Great analogy in theory but it’s not especially complimentary to consider females as crock-pots:) How about the difference between a Salisbury steak TV dinner vs. a carefully grilled succulent steak with all the trimmings. Now, we’re cooking.
Funny. But Salisbury steak TV dinners are gross.
Injoyed the insight. Strangley, I think my wife looks extremely smoking hot in thoe lounge around the house look..lol. Now, I am going to go buy my wife the Crock Pot she has been wanting, I am taking this as a sign.
Joseph, that’s funny. You should def buy her the crock pot. It’s not just an analogy. It also makes yummy food.
I did, I left work early, and bought her one..She was crazy excited.
Excellent advice.
I think Dr. Eggerichs (Love & Respect), put it well: a man’s need for a physical connection is a mirror of a woman’s need for an emotional connection. And yet men get a bad rap for needing sex and women are exalted for all their feelings.
We’re not wrong. Just different.
Wow! So true. Thanks for this! I am going to borrow that for the future.
Glad I waited until my students went home to read this. Mostly because I just laughed out loud at least 4 times 🙂 .. This is SO true and SO funny. I still remember the first time I announced I had a headache and was immediately mortified at the look on my husband’s face. The look said it all. “Woah. Wait. Hold the front door. She just used the excuse everyone kept warning me about. I’m doomed.”
HAHAHAHA… Great post!
Thanks Danielle. I was nervous about this post. I hoped the people would find humor and truth in it.
There it is. Rob solved the world’s hardest problem. No need for anything else. (I keed, I keed).
Relationships are complicated. Even more so, because we are so self-centric. We only care about the “me” in the relationship. I wish I can say it was different in Christianity, but I’m afraid it’s the same.
What keeps my fire burning? I tell my wife, I have a tattoo of Peter in my right cheek. As I squeeze them, he smiles back and forth… sometimes he may even let out a pfffft! 🙂
Now that’s funny stuff.
I’m not sure how to respond. I have 5 tats but none of them have that ability.
Time to get that sixth tat.
Rob, I can’t believe you would talk about such a……delicate subject.
Rob, I absolutely LOVED this blog! It makes me, once again, thankful to God that he called you into the ministry because you are extremely gifted at being able to put it into words the facts as God made them.
Thanks Ruth. It makes my day that you read my blog. It really does encourage me! Thanks!
About 2 years I go I wrote an article “Men are Simple” and in it – is this very same idea. You don’t need too much to impress a man – if you know how to do it, that is. Men need to be the “hero” in your life – they need to be fed and they need physical love. That’s really about it. Simple. Women – much more complicated – I wrote an article on that too – to follow up with the first one “If Men are Simple – what are Women?” Just true observations and differences which make marriage and relationships in general – REALLY FUN!! You got it exactly right, Rob. And the longer you’re married – it never changes the rules.

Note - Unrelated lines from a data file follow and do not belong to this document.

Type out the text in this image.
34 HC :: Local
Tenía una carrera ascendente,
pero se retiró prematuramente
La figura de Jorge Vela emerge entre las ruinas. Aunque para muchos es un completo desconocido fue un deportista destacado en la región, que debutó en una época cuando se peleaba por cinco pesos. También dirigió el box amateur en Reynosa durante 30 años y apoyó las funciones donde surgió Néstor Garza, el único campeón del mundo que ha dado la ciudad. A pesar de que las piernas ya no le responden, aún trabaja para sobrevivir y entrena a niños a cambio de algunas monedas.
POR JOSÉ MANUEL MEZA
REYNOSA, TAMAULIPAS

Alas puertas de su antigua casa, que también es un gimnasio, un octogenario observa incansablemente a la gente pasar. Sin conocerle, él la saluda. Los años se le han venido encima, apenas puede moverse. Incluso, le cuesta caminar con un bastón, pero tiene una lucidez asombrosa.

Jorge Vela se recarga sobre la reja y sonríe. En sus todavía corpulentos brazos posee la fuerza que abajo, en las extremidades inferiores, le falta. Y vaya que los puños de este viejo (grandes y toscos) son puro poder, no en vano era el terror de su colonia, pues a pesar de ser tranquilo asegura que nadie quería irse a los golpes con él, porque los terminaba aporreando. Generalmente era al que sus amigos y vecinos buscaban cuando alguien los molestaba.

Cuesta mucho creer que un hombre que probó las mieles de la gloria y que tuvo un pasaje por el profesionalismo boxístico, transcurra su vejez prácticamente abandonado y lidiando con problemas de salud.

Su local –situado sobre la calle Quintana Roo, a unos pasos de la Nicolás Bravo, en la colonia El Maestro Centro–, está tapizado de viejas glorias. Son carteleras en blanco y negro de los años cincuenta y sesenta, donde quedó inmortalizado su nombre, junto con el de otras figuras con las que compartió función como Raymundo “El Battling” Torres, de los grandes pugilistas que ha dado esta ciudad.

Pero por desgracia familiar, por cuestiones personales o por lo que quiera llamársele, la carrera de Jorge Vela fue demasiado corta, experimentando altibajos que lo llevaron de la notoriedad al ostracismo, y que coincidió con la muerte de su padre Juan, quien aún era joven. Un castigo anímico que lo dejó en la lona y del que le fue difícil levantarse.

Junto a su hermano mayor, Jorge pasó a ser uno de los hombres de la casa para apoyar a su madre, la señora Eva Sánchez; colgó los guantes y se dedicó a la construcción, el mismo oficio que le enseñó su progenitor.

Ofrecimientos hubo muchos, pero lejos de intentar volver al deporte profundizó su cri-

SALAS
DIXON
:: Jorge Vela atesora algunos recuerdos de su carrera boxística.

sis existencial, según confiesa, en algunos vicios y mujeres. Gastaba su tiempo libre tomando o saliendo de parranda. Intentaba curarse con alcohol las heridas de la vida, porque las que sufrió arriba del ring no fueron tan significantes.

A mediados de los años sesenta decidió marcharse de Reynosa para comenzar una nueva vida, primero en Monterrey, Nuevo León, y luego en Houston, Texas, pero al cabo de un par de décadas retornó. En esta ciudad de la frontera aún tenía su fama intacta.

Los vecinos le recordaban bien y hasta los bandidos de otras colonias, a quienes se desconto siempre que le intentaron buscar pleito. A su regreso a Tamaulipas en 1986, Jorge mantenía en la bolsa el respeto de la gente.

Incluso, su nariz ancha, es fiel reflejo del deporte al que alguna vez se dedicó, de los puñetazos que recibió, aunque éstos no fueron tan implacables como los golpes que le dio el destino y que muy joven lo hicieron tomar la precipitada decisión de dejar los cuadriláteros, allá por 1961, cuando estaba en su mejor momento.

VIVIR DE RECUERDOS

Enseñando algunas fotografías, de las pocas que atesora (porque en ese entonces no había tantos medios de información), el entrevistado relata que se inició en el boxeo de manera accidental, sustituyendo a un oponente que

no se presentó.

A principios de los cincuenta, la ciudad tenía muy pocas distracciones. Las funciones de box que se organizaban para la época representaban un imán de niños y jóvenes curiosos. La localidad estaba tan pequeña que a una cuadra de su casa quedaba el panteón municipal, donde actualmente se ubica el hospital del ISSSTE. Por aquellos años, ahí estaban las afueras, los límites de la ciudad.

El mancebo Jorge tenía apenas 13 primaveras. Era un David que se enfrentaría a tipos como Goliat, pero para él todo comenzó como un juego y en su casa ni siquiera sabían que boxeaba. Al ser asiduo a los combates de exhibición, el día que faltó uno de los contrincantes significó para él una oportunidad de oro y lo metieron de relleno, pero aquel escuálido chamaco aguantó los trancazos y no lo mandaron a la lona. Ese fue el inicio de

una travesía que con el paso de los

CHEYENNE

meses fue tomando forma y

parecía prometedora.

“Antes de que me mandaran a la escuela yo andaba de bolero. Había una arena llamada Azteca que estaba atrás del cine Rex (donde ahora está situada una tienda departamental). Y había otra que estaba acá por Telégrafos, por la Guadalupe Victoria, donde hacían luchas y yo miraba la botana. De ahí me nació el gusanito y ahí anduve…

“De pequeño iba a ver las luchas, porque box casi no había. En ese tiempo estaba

Great post Rob…I’ve heard this before somewhere, but realize the longer me and Billy are married the truer it is. 🙂 We’re so different, and understanding those differences makes a big difference.
This has been a huge lesson that I’m still learning in my marriage. The thing about crock pots is that they require forethought and pre-planning…same with making our wives feel loved and appreciated.